Single-digit boosts would go to high energy physics, which would receive an 8.3% increase to $1.168 billion; fusion energy sciences, whose budget would inch up 4.2% to $743 million; and advanced scientific computing research, which would see its budget grow 4.1% to $1.08 billion.

Senate appropriators showed less passion than the White House for DOE’s applied research programs. They call for increasing the budget of its Energy Efficiency and Renewable Energy program to $3.8 billion, an 18.7% jump from the current budget, but nothing like the 88% boost to $6.02 billion the administration had requested. They would increase spending for DOE’s Advanced Projects Research Agency-Energy, which seeks to quickly translate the most promising ideas from basic research into incipient technologies, by 26.7% to $570 million. That is well short of the requested $700 million.

NASA

NASA’s science programs are funded at $8 billion, 5% or $431 million above current levels and roughly equal to the White House request. Earth science programs would get a 14% boost to $2.3 billion, below the White House request for a 17% boost to $2.4 billion. Planetary science research would get a roughly 1% increase to $3.2 billion, close to the White House request. Astrophysics would see a 12% increase to $1.56 billion, roughly equal to the White House request. The bill includes $828 million for heliophysics, $50 million above its current total and well above the administration’s request for a cut to $760 million.

Environmental Protection Agency (EPA)

The Senate committee increases EPA’s science and technology funding by 12.1%. It would bring that account to $853 million, $10 million shy of what the Biden administration has requested. The entire increase would go to rebuilding scientific capacity at the agency.

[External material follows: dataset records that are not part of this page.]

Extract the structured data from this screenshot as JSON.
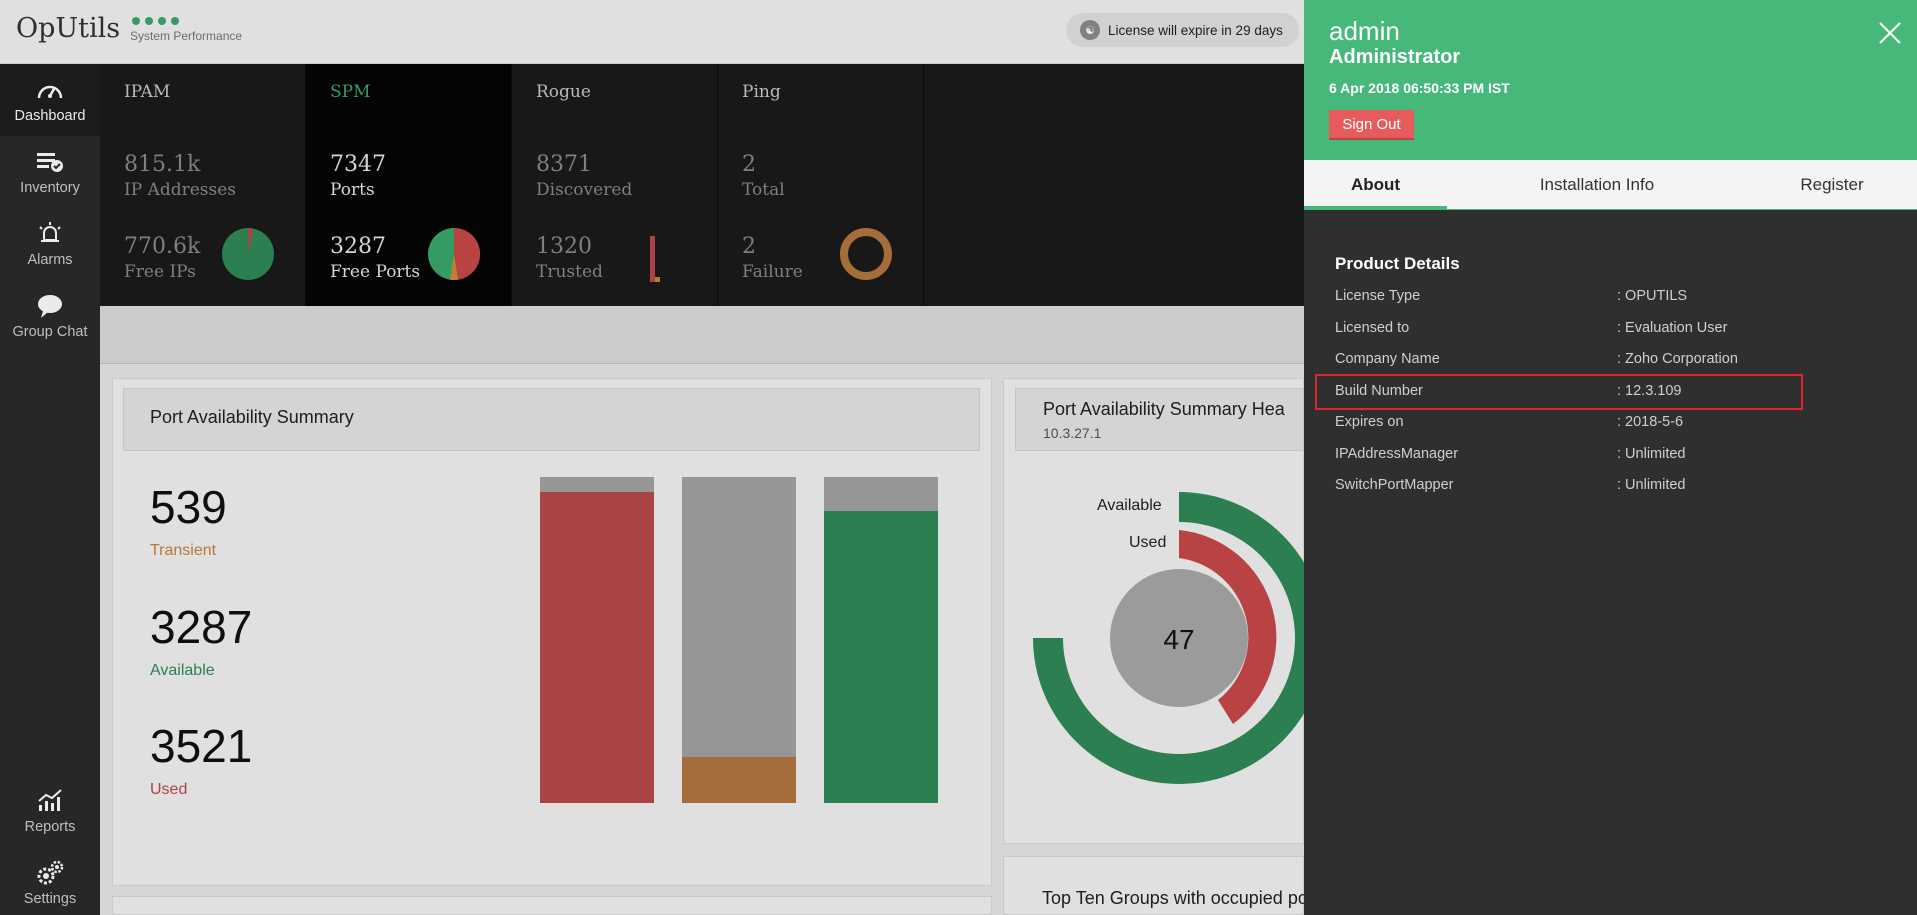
{
  "header": {
    "app_name": "OpUtils",
    "app_subtitle": "System Performance",
    "license_text": "License will expire in 29 days"
  },
  "sidebar": {
    "items": [
      {
        "label": "Dashboard",
        "icon": "dashboard-gauge-icon",
        "active": true
      },
      {
        "label": "Inventory",
        "icon": "inventory-list-icon"
      },
      {
        "label": "Alarms",
        "icon": "alarm-bell-icon"
      },
      {
        "label": "Group Chat",
        "icon": "chat-bubble-icon"
      },
      {
        "label": "Reports",
        "icon": "reports-chart-icon"
      },
      {
        "label": "Settings",
        "icon": "settings-gears-icon"
      }
    ]
  },
  "stats": [
    {
      "title": "IPAM",
      "value1": "815.1k",
      "label1": "IP Addresses",
      "value2": "770.6k",
      "label2": "Free IPs"
    },
    {
      "title": "SPM",
      "value1": "7347",
      "label1": "Ports",
      "value2": "3287",
      "label2": "Free Ports"
    },
    {
      "title": "Rogue",
      "value1": "8371",
      "label1": "Discovered",
      "value2": "1320",
      "label2": "Trusted"
    },
    {
      "title": "Ping",
      "value1": "2",
      "label1": "Total",
      "value2": "2",
      "label2": "Failure"
    }
  ],
  "port_summary": {
    "title": "Port Availability Summary",
    "transient_value": "539",
    "transient_label": "Transient",
    "available_value": "3287",
    "available_label": "Available",
    "used_value": "3521",
    "used_label": "Used"
  },
  "port_health": {
    "title": "Port Availability Summary Hea",
    "ip": "10.3.27.1",
    "available_label": "Available",
    "used_label": "Used",
    "center_value": "47"
  },
  "top_ten": {
    "title": "Top Ten Groups with occupied ports"
  },
  "drawer": {
    "user": "admin",
    "role": "Administrator",
    "timestamp": "6 Apr 2018 06:50:33 PM IST",
    "sign_out_label": "Sign Out",
    "tabs": [
      "About",
      "Installation Info",
      "Register"
    ],
    "section_title": "Product Details",
    "details": [
      {
        "key": "License Type",
        "value": ": OPUTILS"
      },
      {
        "key": "Licensed to",
        "value": ": Evaluation User"
      },
      {
        "key": "Company Name",
        "value": ": Zoho Corporation"
      },
      {
        "key": "Build Number",
        "value": ": 12.3.109"
      },
      {
        "key": "Expires on",
        "value": ": 2018-5-6"
      },
      {
        "key": "IPAddressManager",
        "value": ": Unlimited"
      },
      {
        "key": "SwitchPortMapper",
        "value": ": Unlimited"
      }
    ]
  },
  "colors": {
    "accent_green": "#45b87a",
    "red": "#b94a4a",
    "orange": "#c8843f",
    "gray": "#a3a3a3",
    "sign_out": "#e65b5b"
  }
}
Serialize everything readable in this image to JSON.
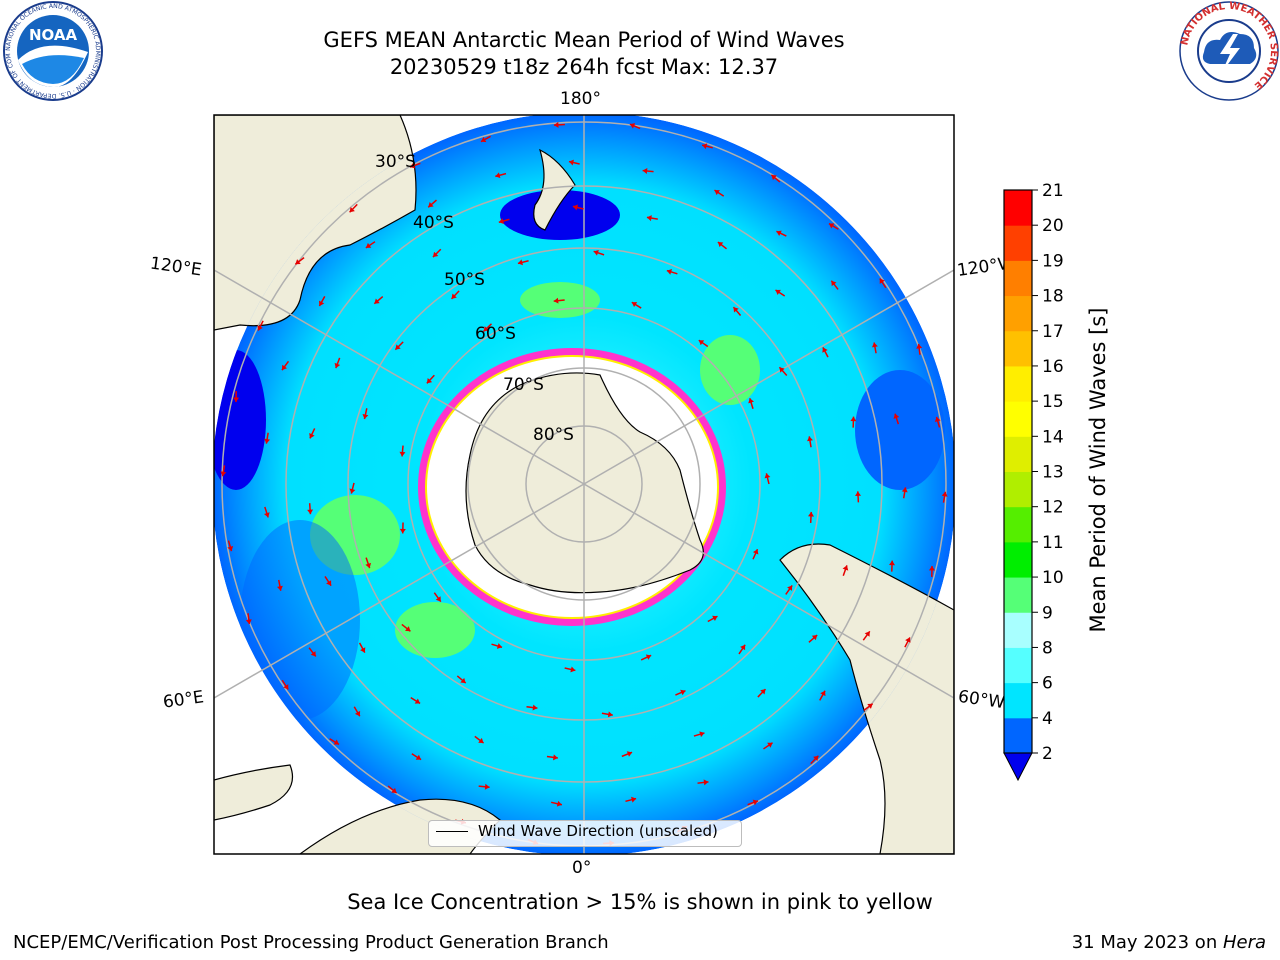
{
  "header": {
    "title_line1": "GEFS MEAN Antarctic Mean Period of Wind Waves",
    "title_line2": "20230529 t18z 264h fcst   Max: 12.37",
    "logo_left_text": "NOAA",
    "logo_left_ring": "NATIONAL OCEANIC AND ATMOSPHERIC ADMINISTRATION · U.S. DEPARTMENT OF COMMERCE",
    "logo_right_ring": "NATIONAL WEATHER SERVICE"
  },
  "map": {
    "lon_labels": {
      "top": "180°",
      "bottom": "0°",
      "upper_left": "120°E",
      "upper_right": "120°W",
      "lower_left": "60°E",
      "lower_right": "60°W"
    },
    "lat_labels": [
      "30°S",
      "40°S",
      "50°S",
      "60°S",
      "70°S",
      "80°S"
    ],
    "legend_label": "Wind Wave Direction (unscaled)",
    "colors": {
      "land": "#efedda",
      "ice_free_shelf": "#ffffff",
      "sea_ice_edge": "#ff33cc",
      "arrow": "#e60000",
      "grid": "#b0b0b0"
    }
  },
  "colorbar": {
    "title": "Mean Period of Wind Waves [s]",
    "ticks": [
      "2",
      "4",
      "6",
      "8",
      "9",
      "10",
      "11",
      "12",
      "13",
      "14",
      "15",
      "16",
      "17",
      "18",
      "19",
      "20",
      "21"
    ],
    "colors": [
      "#0066ff",
      "#00e5ff",
      "#55ffff",
      "#a8ffff",
      "#55ff77",
      "#00ee00",
      "#55ee00",
      "#b0ee00",
      "#dfee00",
      "#ffff00",
      "#ffee00",
      "#ffc000",
      "#ffa000",
      "#ff7f00",
      "#ff4000",
      "#ff0000"
    ],
    "under_color": "#0000ee"
  },
  "subtitle": "Sea Ice Concentration > 15% is shown in pink to yellow",
  "footer": {
    "left": "NCEP/EMC/Verification Post Processing Product Generation Branch",
    "right_date": "31 May 2023 on ",
    "right_machine": "Hera"
  }
}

U.S. Department of Agriculture (USDA)

At USDA, the Agriculture and Food Research Initiative—which provides competitive grants to the scientific community—would struggle to keep up with inflation. Its 2.2% increase, to $455 million, falls well short of the $564 million the White House has requested and the House spending panel has approved. Appropriators were more generous with the Agricultural Research Service, which gets a 6.7% raise to $1.76 billion. Biden has requested $1.86 billion.

National Institute of Standards and Technology (NIST)

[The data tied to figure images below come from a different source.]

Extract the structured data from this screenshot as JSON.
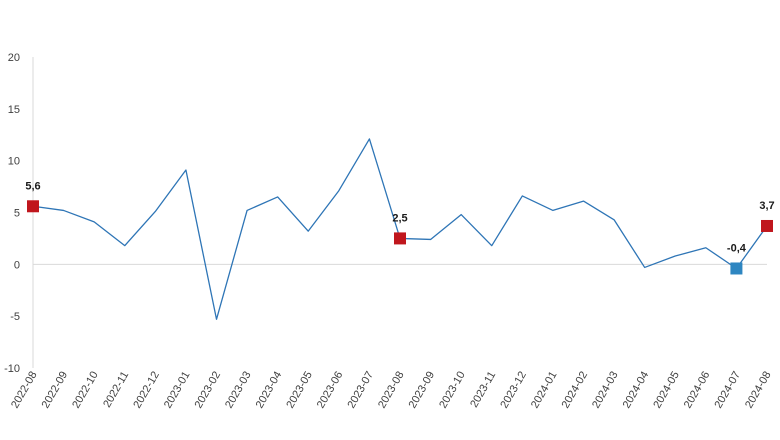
{
  "chart_data": {
    "type": "line",
    "title": "",
    "xlabel": "",
    "ylabel": "",
    "ylim": [
      -10,
      20
    ],
    "yticks": [
      20,
      15,
      10,
      5,
      0,
      -5,
      -10
    ],
    "grid": false,
    "legend": "none",
    "categories": [
      "2022-08",
      "2022-09",
      "2022-10",
      "2022-11",
      "2022-12",
      "2023-01",
      "2023-02",
      "2023-03",
      "2023-04",
      "2023-05",
      "2023-06",
      "2023-07",
      "2023-08",
      "2023-09",
      "2023-10",
      "2023-11",
      "2023-12",
      "2024-01",
      "2024-02",
      "2024-03",
      "2024-04",
      "2024-05",
      "2024-06",
      "2024-07",
      "2024-08"
    ],
    "series": [
      {
        "values": [
          5.6,
          5.2,
          4.1,
          1.8,
          5.1,
          9.1,
          -5.3,
          5.2,
          6.5,
          3.2,
          7.1,
          12.1,
          2.5,
          2.4,
          4.8,
          1.8,
          6.6,
          5.2,
          6.1,
          4.3,
          -0.3,
          0.8,
          1.6,
          -0.4,
          3.7
        ],
        "color": "#2e75b6"
      }
    ],
    "highlights": [
      {
        "index": 0,
        "label": "5,6",
        "color": "#c0161d"
      },
      {
        "index": 12,
        "label": "2,5",
        "color": "#c0161d"
      },
      {
        "index": 23,
        "label": "-0,4",
        "color": "#2e86c1"
      },
      {
        "index": 24,
        "label": "3,7",
        "color": "#c0161d"
      }
    ],
    "axis_color": "#d9d9d9"
  }
}
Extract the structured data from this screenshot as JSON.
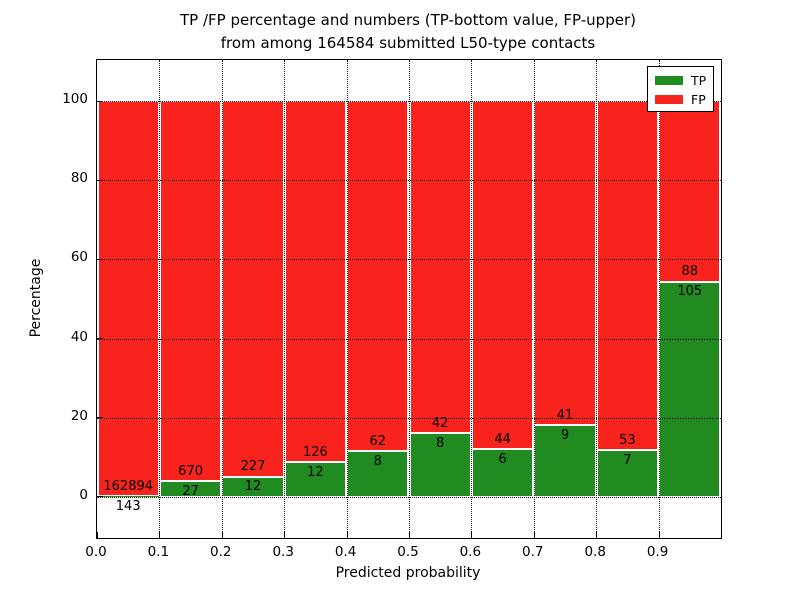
{
  "chart_data": {
    "type": "bar",
    "stacked": true,
    "title_lines": [
      "TP /FP percentage and numbers (TP-bottom value, FP-upper)",
      "from among 164584 submitted L50-type contacts"
    ],
    "xlabel": "Predicted probability",
    "ylabel": "Percentage",
    "x_tick_labels": [
      "0.0",
      "0.1",
      "0.2",
      "0.3",
      "0.4",
      "0.5",
      "0.6",
      "0.7",
      "0.8",
      "0.9"
    ],
    "y_tick_labels": [
      "0",
      "20",
      "40",
      "60",
      "80",
      "100"
    ],
    "y_tick_values": [
      0,
      20,
      40,
      60,
      80,
      100
    ],
    "xlim": [
      0.0,
      1.0
    ],
    "ylim": [
      -10.5,
      110.5
    ],
    "grid_style": "dotted",
    "legend_position": "upper-right",
    "bar_edge_color": "#ffffff",
    "bin_width": 0.1,
    "total_contacts": 164584,
    "bins": [
      {
        "x0": 0.0,
        "tp": 143,
        "fp": 162894
      },
      {
        "x0": 0.1,
        "tp": 27,
        "fp": 670
      },
      {
        "x0": 0.2,
        "tp": 12,
        "fp": 227
      },
      {
        "x0": 0.3,
        "tp": 12,
        "fp": 126
      },
      {
        "x0": 0.4,
        "tp": 8,
        "fp": 62
      },
      {
        "x0": 0.5,
        "tp": 8,
        "fp": 42
      },
      {
        "x0": 0.6,
        "tp": 6,
        "fp": 44
      },
      {
        "x0": 0.7,
        "tp": 9,
        "fp": 41
      },
      {
        "x0": 0.8,
        "tp": 7,
        "fp": 53
      },
      {
        "x0": 0.9,
        "tp": 105,
        "fp": 88
      }
    ],
    "series": [
      {
        "name": "TP",
        "color": "#218a21"
      },
      {
        "name": "FP",
        "color": "#f9231d"
      }
    ]
  }
}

NIST would get $1.7 billion, a sizable increase of 38% or $466 million. The White House had requested $1.5 billion.

Much of that increase would go for constructing research buildings, most of them through noncompetitively awarded, “earmarked” grants. Other areas of emphasis for NIST’s increased research spending include developing standards and tools in cybersecurity and artificial intelligence, repairing NIST’s Center for Neutron Research, and funding a new center to measure climate change. The bill also calls for broadening the base of demographic data used to develop facial recognition software.

U.S. Geological Survey (USGS)

The overall budget of USGS would rise by 8.2%, to $1.52 billion. That is 11% less than the $1.71 billion the White House has requested. But appropriators noted that they support key agency priorities such as improving climate resilience, reducing natural hazards, and protecting water resources.

Department of Defense

The agency’s funding for basic research—much of which goes to university scientists—would rise to $3.36 billion, a sizable increase of 22%, or $598 million, over this year. The White House had requested $2.4 billion. The department’s various Multidisciplinary University Research Initiatives, which fund specific programs at academic institutions, would get $747 million, an increase of 64%.